Unfortunately, the guard choose that moment to die of natural causes. Well, natural in the sense that a dagger through the throat will quite naturally kill you. The assassin who did it was good, gone before I had really seen him. Three people knew I was there. The guard wouldn’t know anything soon. The assassin wasn’t sticking around. The woman could maybe identify me, but most likely the dying man would cause my face to be lost in her memory. Time to go.
Disappearing in a crowd isn’t hard, most people will just look for the top of your head. I put a few bodies between us, bent my knees a little and hunched. Now the top of my head would not be where it was expected. Simple.

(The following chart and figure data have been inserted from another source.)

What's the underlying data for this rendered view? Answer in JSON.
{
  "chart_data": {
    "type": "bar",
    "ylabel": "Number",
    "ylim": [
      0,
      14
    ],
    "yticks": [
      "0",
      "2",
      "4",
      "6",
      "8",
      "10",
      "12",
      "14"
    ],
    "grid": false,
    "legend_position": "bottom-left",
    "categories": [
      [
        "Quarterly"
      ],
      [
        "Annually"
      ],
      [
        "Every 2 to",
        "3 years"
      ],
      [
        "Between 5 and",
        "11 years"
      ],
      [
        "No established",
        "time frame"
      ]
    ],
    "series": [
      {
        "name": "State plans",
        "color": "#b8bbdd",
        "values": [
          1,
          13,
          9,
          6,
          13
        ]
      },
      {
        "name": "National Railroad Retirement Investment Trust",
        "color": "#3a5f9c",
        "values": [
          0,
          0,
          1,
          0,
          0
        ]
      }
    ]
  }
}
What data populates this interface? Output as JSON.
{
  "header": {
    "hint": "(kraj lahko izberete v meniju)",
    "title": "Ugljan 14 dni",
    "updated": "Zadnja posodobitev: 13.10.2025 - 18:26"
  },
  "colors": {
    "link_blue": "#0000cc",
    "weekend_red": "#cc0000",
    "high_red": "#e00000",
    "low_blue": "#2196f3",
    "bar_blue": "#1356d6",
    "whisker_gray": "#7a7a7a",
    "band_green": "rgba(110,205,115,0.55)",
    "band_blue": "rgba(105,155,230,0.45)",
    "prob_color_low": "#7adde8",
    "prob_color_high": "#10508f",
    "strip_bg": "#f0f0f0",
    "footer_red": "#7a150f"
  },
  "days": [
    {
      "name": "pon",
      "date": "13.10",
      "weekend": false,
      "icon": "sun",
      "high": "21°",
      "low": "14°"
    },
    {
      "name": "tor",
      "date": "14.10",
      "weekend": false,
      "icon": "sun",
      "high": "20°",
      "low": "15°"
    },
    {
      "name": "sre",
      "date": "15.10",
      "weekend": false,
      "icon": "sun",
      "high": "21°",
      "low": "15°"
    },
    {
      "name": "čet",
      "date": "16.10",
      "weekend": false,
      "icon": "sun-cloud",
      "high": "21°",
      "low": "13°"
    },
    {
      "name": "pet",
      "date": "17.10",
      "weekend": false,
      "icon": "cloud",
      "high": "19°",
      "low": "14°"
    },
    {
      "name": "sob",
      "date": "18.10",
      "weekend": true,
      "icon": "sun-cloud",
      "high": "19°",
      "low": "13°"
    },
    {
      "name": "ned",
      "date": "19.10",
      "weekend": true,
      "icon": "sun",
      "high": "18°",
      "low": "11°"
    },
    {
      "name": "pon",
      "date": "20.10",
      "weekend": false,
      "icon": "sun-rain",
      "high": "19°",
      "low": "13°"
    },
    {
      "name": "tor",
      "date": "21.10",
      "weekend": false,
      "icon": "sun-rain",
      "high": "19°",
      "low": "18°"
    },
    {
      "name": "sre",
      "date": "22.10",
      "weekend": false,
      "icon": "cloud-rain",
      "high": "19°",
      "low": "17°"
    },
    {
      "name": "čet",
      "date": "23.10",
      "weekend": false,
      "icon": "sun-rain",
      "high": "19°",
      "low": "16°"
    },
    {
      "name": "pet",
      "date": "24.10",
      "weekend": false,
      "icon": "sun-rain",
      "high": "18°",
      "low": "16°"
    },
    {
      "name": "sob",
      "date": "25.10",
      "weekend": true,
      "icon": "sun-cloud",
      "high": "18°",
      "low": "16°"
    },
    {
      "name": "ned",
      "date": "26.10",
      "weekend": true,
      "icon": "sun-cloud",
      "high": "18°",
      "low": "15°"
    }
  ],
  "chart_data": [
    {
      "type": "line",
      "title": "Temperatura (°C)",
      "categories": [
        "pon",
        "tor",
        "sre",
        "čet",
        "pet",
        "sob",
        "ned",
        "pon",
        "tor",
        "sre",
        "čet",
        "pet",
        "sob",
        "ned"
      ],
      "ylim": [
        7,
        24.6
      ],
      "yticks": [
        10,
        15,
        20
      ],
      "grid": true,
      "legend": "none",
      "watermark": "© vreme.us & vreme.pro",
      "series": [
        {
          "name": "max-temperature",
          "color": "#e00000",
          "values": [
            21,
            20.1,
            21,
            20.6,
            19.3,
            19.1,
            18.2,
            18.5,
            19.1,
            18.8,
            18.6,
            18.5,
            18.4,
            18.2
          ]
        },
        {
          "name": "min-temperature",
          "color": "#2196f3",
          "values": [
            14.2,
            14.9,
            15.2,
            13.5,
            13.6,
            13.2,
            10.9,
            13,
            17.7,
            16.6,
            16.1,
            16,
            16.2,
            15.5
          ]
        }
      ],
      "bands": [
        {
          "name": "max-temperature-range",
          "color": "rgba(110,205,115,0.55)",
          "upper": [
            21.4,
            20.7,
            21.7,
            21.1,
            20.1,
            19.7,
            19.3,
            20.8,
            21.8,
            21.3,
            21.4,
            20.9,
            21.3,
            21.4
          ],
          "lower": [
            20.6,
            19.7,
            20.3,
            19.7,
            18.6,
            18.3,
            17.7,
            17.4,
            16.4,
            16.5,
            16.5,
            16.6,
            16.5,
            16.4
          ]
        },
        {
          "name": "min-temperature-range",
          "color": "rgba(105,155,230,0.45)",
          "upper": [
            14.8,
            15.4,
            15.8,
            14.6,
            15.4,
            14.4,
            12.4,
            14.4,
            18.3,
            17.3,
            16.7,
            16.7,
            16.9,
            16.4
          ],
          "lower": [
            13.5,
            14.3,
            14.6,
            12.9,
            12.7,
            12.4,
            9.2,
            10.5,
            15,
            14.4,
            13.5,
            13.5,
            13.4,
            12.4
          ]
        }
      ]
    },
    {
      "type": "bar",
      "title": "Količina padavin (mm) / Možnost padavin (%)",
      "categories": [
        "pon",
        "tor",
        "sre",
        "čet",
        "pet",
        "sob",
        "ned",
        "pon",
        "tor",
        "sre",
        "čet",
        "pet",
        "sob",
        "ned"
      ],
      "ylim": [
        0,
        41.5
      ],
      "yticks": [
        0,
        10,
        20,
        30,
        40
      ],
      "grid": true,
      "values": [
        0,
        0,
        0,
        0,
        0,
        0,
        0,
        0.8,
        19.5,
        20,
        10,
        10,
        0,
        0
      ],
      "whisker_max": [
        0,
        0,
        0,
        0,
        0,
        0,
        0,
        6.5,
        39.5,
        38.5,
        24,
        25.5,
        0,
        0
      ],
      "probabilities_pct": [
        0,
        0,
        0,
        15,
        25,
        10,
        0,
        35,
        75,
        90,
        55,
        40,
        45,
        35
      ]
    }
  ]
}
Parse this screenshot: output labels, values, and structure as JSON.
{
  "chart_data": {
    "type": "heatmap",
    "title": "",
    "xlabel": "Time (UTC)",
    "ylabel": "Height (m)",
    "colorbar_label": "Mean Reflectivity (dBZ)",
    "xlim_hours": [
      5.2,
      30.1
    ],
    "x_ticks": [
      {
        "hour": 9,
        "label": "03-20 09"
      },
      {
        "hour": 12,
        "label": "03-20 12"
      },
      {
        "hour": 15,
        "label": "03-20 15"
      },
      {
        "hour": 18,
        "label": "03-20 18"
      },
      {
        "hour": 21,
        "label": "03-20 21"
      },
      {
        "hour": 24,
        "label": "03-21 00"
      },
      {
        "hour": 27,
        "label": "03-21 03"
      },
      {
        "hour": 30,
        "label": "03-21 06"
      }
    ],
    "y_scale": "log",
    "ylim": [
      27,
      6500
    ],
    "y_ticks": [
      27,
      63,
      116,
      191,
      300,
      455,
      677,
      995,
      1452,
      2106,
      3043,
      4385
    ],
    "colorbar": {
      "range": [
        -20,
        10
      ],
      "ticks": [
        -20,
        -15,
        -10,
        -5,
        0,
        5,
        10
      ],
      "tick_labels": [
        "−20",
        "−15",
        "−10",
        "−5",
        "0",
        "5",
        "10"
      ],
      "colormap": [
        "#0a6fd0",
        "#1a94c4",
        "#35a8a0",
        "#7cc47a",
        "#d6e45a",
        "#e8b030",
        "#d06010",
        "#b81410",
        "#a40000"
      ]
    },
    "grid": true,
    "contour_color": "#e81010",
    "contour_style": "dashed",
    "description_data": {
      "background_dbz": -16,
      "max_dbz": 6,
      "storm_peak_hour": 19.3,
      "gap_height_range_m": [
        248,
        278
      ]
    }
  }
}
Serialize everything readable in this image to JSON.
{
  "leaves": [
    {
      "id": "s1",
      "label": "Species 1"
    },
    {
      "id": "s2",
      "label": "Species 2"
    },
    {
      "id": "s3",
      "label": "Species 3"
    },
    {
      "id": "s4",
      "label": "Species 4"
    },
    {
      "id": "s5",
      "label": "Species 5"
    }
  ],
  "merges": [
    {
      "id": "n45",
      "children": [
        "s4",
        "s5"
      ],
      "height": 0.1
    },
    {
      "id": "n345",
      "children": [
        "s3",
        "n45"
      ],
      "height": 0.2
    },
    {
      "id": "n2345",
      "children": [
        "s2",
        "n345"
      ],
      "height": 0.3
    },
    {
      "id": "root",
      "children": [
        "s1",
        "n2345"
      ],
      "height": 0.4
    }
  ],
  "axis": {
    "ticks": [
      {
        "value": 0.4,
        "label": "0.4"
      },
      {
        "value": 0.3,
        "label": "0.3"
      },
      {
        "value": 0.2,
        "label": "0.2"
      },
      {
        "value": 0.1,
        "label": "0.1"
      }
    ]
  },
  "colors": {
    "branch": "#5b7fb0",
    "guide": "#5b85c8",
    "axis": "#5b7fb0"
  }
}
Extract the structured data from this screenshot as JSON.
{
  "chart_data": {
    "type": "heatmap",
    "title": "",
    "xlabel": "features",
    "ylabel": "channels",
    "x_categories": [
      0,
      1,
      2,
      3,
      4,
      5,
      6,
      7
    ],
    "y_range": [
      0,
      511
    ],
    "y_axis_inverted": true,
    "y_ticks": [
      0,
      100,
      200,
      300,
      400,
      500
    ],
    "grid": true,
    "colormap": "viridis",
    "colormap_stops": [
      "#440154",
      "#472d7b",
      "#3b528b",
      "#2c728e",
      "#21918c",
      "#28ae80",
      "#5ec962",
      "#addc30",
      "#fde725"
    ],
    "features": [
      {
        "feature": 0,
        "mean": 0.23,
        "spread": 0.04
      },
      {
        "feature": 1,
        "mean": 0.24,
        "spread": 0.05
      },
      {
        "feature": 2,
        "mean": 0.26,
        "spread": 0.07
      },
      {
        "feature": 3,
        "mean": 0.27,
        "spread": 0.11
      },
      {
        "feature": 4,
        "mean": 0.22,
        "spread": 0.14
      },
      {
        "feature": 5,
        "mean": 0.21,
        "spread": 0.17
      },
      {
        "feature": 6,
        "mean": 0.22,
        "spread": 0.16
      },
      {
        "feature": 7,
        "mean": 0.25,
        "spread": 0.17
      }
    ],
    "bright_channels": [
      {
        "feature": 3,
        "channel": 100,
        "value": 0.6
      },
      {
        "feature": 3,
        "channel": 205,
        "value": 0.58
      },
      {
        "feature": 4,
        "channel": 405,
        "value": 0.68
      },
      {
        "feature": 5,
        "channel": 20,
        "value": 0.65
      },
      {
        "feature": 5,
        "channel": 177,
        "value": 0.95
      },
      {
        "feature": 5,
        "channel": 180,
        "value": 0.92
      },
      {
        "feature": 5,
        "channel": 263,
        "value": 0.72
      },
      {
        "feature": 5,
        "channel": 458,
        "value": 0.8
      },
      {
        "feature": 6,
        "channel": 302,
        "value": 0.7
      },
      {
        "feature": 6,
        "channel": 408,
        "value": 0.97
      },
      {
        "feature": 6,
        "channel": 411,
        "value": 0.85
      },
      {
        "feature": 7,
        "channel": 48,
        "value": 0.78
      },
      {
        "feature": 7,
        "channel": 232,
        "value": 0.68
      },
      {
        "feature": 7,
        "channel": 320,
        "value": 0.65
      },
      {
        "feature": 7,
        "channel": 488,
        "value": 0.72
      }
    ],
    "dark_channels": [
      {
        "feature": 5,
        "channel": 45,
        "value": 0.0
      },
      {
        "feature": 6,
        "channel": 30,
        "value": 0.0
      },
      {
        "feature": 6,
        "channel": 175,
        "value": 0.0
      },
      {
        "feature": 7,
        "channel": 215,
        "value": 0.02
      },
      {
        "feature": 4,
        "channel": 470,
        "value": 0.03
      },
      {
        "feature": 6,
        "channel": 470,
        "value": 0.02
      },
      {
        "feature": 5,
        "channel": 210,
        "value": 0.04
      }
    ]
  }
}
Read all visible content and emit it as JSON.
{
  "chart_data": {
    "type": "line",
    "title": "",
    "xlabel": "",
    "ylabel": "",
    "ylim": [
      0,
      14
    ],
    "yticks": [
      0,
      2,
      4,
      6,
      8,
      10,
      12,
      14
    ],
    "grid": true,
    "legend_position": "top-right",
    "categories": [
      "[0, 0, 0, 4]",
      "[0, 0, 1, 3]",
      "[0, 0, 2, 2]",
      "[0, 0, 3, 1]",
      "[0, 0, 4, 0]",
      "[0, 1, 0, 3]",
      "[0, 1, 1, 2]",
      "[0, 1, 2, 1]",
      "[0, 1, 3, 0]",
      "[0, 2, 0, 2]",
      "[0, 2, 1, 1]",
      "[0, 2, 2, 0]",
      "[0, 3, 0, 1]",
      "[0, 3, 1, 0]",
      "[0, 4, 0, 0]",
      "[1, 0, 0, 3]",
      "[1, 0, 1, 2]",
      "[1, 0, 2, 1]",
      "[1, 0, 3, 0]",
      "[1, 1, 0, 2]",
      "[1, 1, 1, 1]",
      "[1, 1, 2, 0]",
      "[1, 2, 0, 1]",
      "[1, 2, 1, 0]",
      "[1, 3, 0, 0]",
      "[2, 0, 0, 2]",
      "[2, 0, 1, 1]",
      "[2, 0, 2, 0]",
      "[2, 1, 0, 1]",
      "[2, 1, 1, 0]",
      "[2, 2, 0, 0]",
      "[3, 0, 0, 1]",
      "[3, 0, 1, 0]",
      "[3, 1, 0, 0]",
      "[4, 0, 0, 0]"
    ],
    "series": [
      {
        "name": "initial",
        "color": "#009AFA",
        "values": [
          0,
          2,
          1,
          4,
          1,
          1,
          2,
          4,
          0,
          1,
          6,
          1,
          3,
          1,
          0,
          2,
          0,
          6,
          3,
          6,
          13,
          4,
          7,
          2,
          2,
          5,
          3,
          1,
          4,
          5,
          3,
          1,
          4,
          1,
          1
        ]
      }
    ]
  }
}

I started to the door and could feel the crowd begin to realize something was wrong. I should have just kept going. Maybe it was curiosity. Maybe it was knowing a person had seen my face and could possibly implicate me. Maybe it was the really drunk girl at the bar and the thought that the night might not be a total loss. Who can say? Certainly not the drunk girl. I may have underestimated her level of intoxication. I may also have to get a new shirt.
The guard arrived, which is never a welcome sight. I saw a chance to win their favor and lightly stabbed one of the assassins in the back. Backs make such nice targets. I was unavoidably involved now, but at least my opportunism might seem like heroism. They still want to question me. The day an interrogation reveals anything true about me will be the day I gladly walk to the noose.